Linking mineral and fluid inclusion paragenetic studies: The Batman deposit, Mt. Todd (Yimuyn Manjerr)goldfield, Australia

Abstract

The quartz-sulphide vein system of the Batman deposit at the Mt. Todd Mine, Australia, formed during east-west extension of a north-northeasterly trending structure system, early in D2 during retrograde contact metamorphism associated with cooling of the Tennysons leucogranite. Four distinct fluid inclusion types have been identified in gold-bearing quartz-sulphide veins of the deposit: (Type I) low to moderate salinity aqueous primary inclusions (1 to 20 wt.% NaCl equivalent) with small amounts of CO2; (Type II) high salinity Na-Ca-Cl aqueous secondary inclusions (35 to 50 wt.% total NaCl-CaCl2), containing halite, carbonate and trona daughter minerals, and minor CO2-CH4 vapour; (Type III) liquid and vapour secondary fluid inclusions (28 to 34 or 17 to 18 wt.% NaCl equivalent) with CH4 vapour and discrete gold and bismuth grains and associated growth zones; (Type IV) vapour-rich CO2F(CH4) secondary inclusions with minor NaCl liquid (N 20 wt.% NaCl equivalent).

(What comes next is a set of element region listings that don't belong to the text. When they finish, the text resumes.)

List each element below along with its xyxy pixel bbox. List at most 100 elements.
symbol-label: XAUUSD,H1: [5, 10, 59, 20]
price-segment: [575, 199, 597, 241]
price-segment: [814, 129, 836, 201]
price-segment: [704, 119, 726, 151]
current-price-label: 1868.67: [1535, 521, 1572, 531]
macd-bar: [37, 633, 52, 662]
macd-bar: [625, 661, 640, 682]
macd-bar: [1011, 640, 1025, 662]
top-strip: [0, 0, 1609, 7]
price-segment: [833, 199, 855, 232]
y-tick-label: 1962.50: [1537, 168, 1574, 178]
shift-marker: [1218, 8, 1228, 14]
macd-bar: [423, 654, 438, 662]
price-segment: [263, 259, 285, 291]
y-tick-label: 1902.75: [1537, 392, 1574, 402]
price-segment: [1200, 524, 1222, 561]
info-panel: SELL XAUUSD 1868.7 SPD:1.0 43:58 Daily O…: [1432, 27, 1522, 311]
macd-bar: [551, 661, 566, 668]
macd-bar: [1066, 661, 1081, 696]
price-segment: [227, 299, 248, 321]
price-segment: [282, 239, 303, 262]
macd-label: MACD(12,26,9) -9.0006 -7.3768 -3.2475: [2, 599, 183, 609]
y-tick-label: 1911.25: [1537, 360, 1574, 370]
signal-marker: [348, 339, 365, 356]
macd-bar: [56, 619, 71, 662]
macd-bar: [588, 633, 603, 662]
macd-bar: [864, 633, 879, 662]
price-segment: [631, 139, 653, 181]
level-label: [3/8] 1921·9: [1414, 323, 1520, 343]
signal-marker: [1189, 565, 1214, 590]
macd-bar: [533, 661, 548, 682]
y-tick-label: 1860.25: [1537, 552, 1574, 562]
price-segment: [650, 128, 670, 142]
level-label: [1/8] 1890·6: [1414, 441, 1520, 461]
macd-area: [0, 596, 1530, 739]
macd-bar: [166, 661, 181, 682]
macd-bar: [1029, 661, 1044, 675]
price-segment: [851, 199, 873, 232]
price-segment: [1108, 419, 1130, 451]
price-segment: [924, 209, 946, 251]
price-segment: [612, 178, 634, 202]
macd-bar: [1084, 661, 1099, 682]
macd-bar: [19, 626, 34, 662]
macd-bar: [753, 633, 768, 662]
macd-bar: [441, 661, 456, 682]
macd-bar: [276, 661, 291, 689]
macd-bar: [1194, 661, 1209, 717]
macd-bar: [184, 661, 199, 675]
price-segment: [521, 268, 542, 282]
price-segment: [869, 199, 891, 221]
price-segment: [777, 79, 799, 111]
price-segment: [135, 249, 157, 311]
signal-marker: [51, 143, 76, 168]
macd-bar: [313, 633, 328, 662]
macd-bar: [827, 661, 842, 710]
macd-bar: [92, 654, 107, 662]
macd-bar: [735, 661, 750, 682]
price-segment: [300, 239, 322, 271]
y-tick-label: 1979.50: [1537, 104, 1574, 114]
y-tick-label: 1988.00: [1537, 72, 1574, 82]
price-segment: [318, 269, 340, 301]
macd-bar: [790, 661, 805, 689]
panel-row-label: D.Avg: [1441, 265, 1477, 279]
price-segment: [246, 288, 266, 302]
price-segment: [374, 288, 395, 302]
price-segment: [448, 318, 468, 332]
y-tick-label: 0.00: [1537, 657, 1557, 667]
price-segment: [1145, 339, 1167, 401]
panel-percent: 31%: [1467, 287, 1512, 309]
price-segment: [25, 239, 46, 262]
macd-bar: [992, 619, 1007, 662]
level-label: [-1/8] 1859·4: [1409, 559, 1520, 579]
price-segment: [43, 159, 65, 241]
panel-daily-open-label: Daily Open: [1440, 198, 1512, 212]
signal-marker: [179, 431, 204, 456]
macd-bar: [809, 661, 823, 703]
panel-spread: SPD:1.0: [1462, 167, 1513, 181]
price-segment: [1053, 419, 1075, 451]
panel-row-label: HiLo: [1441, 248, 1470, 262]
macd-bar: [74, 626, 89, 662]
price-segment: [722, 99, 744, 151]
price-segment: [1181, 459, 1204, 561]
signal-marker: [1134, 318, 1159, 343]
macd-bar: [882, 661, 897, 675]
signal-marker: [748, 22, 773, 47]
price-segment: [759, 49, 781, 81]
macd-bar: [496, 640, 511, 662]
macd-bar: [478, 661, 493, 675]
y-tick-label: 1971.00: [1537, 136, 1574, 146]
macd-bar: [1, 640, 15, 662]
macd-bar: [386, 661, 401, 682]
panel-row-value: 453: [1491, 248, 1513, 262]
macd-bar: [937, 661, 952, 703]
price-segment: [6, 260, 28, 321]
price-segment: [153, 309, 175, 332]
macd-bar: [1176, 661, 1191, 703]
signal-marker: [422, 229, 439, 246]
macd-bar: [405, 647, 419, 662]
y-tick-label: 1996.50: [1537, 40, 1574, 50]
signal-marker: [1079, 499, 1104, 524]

A consistency in bulk fluid composition suggests a common parent fluid and a common parent source for the fluid inclusions. Previous paragenetic and textural studies have established a sequence in sulphide and silicate precipitation. The mineral paragenesis has been linked to the trapping chronology of Types I-IV fluid inclusions in order to constrain the fluid conditions during (micro)-tectonism and the mineralising process. The link is possible because two mineral phases exhibit a temporal genetic relationship with the formation of fluid inclusions: (1) Growth zones in simple open space quartz fill contain tourmaline crystals in intimate association with Type I liquid-vapour fluid inclusions; (2) Gold is intimately associated with bismuth in Type III vapour-liquid fluid inclusions, either as discrete inclusions within the trails, or wetting the inclusions. The progressive change in the composition of Types I-IV is consistent with the evolution of a retrograde contact metamorphic fluid in wall rock lithologies.